Podcast debate aumento da violência contra a mulher e falhas na aplicação da lei
Em entrevista ao podcast da Dra. Rita, a promotora de Justiça Marília Bononi falou sobre o crescimento dos casos de violência doméstica e feminicídio no Brasil, destacando a necessidade de maior conscientização social e efetividade na aplicação da lei.
Durante o programa, foram citados casos recentes que chocaram o país, incluindo situações em que vítimas haviam registrado diversos boletins de ocorrência antes de serem assassinadas. Os relatos reforçam o alerta de que mulheres continuam morrendo mesmo após buscarem ajuda.
Lei é forte, mas precisa ser cumprida
A promotora ressaltou que a Lei Maria da Penha é considerada uma das legislações mais completas do mundo no combate à violência doméstica.
Segundo ela:
A medida protetiva pode ser concedida apenas com a palavra da vítima;
Não é necessário apresentar testemunhas;
O prazo legal para análise é de até 48 horas;
O descumprimento da medida é crime e pode gerar prisão preventiva.
Apesar disso, Marília destacou que o principal problema está na falta de fiscalização efetiva e na necessidade de integração entre os órgãos públicos.
Fiscalização e políticas públicas
A promotora explicou que não basta conceder medidas protetivas — é fundamental fiscalizar seu cumprimento.
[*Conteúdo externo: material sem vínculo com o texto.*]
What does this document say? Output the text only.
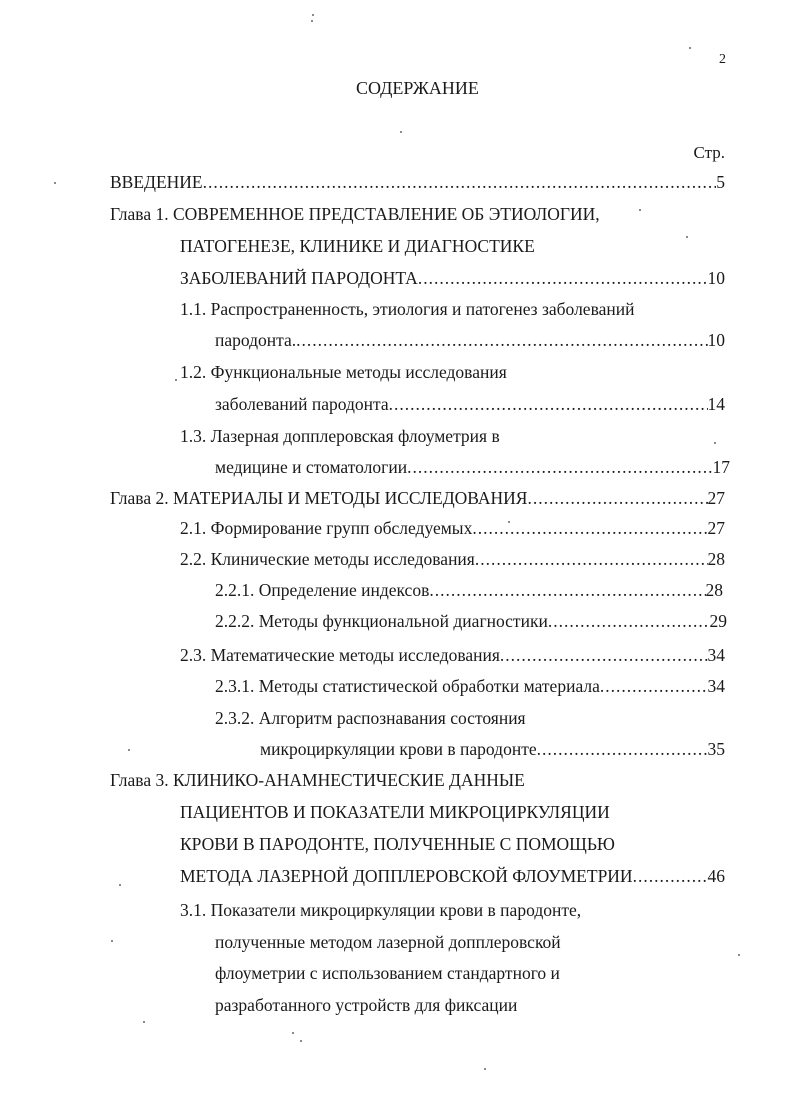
2
СОДЕРЖАНИЕ
Стр.
ВВЕДЕНИЕ .....	5
Глава 1. СОВРЕМЕННОЕ ПРЕДСТАВЛЕНИЕ ОБ ЭТИОЛОГИИ,
ПАТОГЕНЕЗЕ, КЛИНИКЕ И ДИАГНОСТИКЕ
ЗАБОЛЕВАНИЙ ПАРОДОНТА .....	10
1.1. Распространенность, этиология и патогенез заболеваний
пародонта. .....	10
1.2. Функциональные методы исследования
заболеваний пародонта .....	14
1.3. Лазерная допплеровская флоуметрия в
медицине и стоматологии .....	17
Глава 2. МАТЕРИАЛЫ И МЕТОДЫ ИССЛЕДОВАНИЯ .....	27
2.1. Формирование групп обследуемых .....	27
2.2. Клинические методы исследования .....	28
2.2.1. Определение индексов .....	28
2.2.2. Методы функциональной диагностики .....	29
2.3. Математические методы исследования .....	34
2.3.1. Методы статистической обработки материала .....	34
2.3.2. Алгоритм распознавания состояния
микроциркуляции крови в пародонте .....	35
Глава 3. КЛИНИКО-АНАМНЕСТИЧЕСКИЕ ДАННЫЕ
ПАЦИЕНТОВ И ПОКАЗАТЕЛИ МИКРОЦИРКУЛЯЦИИ
КРОВИ В ПАРОДОНТЕ, ПОЛУЧЕННЫЕ С ПОМОЩЬЮ
МЕТОДА ЛАЗЕРНОЙ ДОППЛЕРОВСКОЙ ФЛОУМЕТРИИ .....	46
3.1. Показатели микроциркуляции крови в пародонте,
полученные методом лазерной допплеровской
флоуметрии с использованием стандартного и
разработанного устройств для фиксации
Em algumas cidades, como Sertãozinho, funciona o “Projeto Vida”, sistema de monitoramento realizado pela Polícia Militar que acompanha casos com medidas protetivas concedidas.
Ela reforçou que, ao primeiro sinal de descumprimento, a vítima deve registrar novo boletim de ocorrência.
Cultura machista e não aceitação do fim do relacionamento
Outro ponto abordado foi a raiz estrutural da violência.
Segundo Marília Bononi, muitos casos estão ligados à cultura patriarcal e ao sentimento de posse sobre a mulher, além da não aceitação do término do relacionamento.
“A violência doméstica não é um problema privado. É uma responsabilidade de toda a sociedade”, afirmou.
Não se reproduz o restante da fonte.